Answer:
To determine the number of 4-digit numbers that are multiples of at least one of the numbers 2 and 5, we can use the principle of inclusion-exclusion.
First, let's find the number of 4-digit numbers that are multiples of 2. The first 4-digit multiple of 2 is 1000, and the last 4-digit multiple of 2 is 9998. To find the count of multiples, we can divide the difference between these two numbers by 2 and add 1 (since we're including both endpoints):
Number of multiples of 2 = (9998 - 1000) / 2 + 1 = 4500
Next, let's find the number of 4-digit numbers that are multiples of 5. The first 4-digit multiple of 5 is 1000, and the last 4-digit multiple of 5 is 9995. Similar to before, we divide the difference between these two numbers by 5 and add 1:
Number of multiples of 5 = (9995 - 1000) / 5 + 1 = 1800
However, if we simply add these two counts together, we will be counting the multiples of 10 twice (since 10 is a multiple of both 2 and 5). To correct this, we need to subtract the number of 4-digit multiples of 10.

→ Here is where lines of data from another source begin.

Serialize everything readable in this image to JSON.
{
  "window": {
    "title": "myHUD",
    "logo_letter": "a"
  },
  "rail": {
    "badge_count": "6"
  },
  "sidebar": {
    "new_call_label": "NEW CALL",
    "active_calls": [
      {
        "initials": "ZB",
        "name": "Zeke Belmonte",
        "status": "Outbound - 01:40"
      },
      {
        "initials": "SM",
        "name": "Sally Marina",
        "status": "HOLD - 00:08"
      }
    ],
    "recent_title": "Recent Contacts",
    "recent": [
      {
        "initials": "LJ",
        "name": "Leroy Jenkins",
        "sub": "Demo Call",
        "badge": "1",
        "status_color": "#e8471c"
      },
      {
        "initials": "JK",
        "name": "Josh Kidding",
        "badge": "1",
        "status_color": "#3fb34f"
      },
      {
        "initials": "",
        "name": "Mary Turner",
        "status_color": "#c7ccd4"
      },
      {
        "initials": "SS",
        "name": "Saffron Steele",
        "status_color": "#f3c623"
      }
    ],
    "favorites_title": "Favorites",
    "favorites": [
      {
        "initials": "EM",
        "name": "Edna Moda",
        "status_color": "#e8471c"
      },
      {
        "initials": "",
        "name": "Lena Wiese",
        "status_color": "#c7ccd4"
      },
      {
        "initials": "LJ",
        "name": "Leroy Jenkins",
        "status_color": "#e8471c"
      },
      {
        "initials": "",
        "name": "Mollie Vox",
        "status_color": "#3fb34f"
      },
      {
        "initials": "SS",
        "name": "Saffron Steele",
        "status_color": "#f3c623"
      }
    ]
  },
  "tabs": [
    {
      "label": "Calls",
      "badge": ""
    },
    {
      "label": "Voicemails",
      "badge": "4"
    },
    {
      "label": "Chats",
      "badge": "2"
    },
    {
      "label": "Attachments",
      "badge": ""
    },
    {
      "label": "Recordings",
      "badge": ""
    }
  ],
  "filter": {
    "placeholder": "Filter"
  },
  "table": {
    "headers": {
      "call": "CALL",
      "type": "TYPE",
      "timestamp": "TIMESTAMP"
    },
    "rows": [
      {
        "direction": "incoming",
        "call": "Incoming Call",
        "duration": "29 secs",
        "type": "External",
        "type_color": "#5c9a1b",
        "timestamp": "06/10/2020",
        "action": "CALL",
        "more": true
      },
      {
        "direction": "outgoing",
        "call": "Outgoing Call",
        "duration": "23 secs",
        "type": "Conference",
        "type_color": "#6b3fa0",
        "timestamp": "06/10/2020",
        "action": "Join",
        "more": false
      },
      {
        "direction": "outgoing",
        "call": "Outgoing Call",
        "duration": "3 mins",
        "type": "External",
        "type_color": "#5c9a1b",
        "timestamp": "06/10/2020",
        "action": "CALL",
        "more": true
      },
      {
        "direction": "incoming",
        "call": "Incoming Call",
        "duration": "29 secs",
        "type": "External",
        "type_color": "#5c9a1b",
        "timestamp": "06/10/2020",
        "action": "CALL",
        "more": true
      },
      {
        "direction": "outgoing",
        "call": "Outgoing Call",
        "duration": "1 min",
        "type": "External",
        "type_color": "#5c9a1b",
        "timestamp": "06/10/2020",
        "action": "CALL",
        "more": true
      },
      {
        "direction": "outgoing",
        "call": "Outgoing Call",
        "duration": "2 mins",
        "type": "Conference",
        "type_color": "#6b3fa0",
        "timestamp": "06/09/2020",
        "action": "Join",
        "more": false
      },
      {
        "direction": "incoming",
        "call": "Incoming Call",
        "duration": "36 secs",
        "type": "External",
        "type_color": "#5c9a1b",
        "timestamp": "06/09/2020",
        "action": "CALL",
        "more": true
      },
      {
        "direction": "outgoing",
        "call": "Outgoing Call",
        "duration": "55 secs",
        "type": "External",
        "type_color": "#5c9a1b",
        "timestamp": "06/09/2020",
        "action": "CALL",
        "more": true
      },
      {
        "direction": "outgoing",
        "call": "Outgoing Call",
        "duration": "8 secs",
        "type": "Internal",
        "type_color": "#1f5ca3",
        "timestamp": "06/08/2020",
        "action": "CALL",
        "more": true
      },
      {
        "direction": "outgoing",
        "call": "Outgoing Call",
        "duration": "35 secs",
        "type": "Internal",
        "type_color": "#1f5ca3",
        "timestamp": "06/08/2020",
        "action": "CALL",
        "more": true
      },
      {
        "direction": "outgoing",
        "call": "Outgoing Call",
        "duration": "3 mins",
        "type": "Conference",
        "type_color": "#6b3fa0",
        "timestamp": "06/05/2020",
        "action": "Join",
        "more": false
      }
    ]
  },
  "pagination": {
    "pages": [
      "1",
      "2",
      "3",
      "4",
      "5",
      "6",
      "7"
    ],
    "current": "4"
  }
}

To find the number of 4-digit multiples of 10, we divide the difference between the first and last 4-digit multiples of 10 (1000 and 9990) by 10 and add 1:
Number of multiples of 10 = (9990 - 1000) / 10 + 1 = 900
Now we can use the principle of inclusion-exclusion to calculate the final count:
Number of 4-digit numbers that are multiples of at least one of 2 or 5 = Number of multiples of 2 + Number of multiples of 5 - Number of multiples of 10
= 4500 + 1800 - 900 = 5400
Therefore, there are 5400 4-digit numbers that are multiples of at least one of the numbers 2 and 5.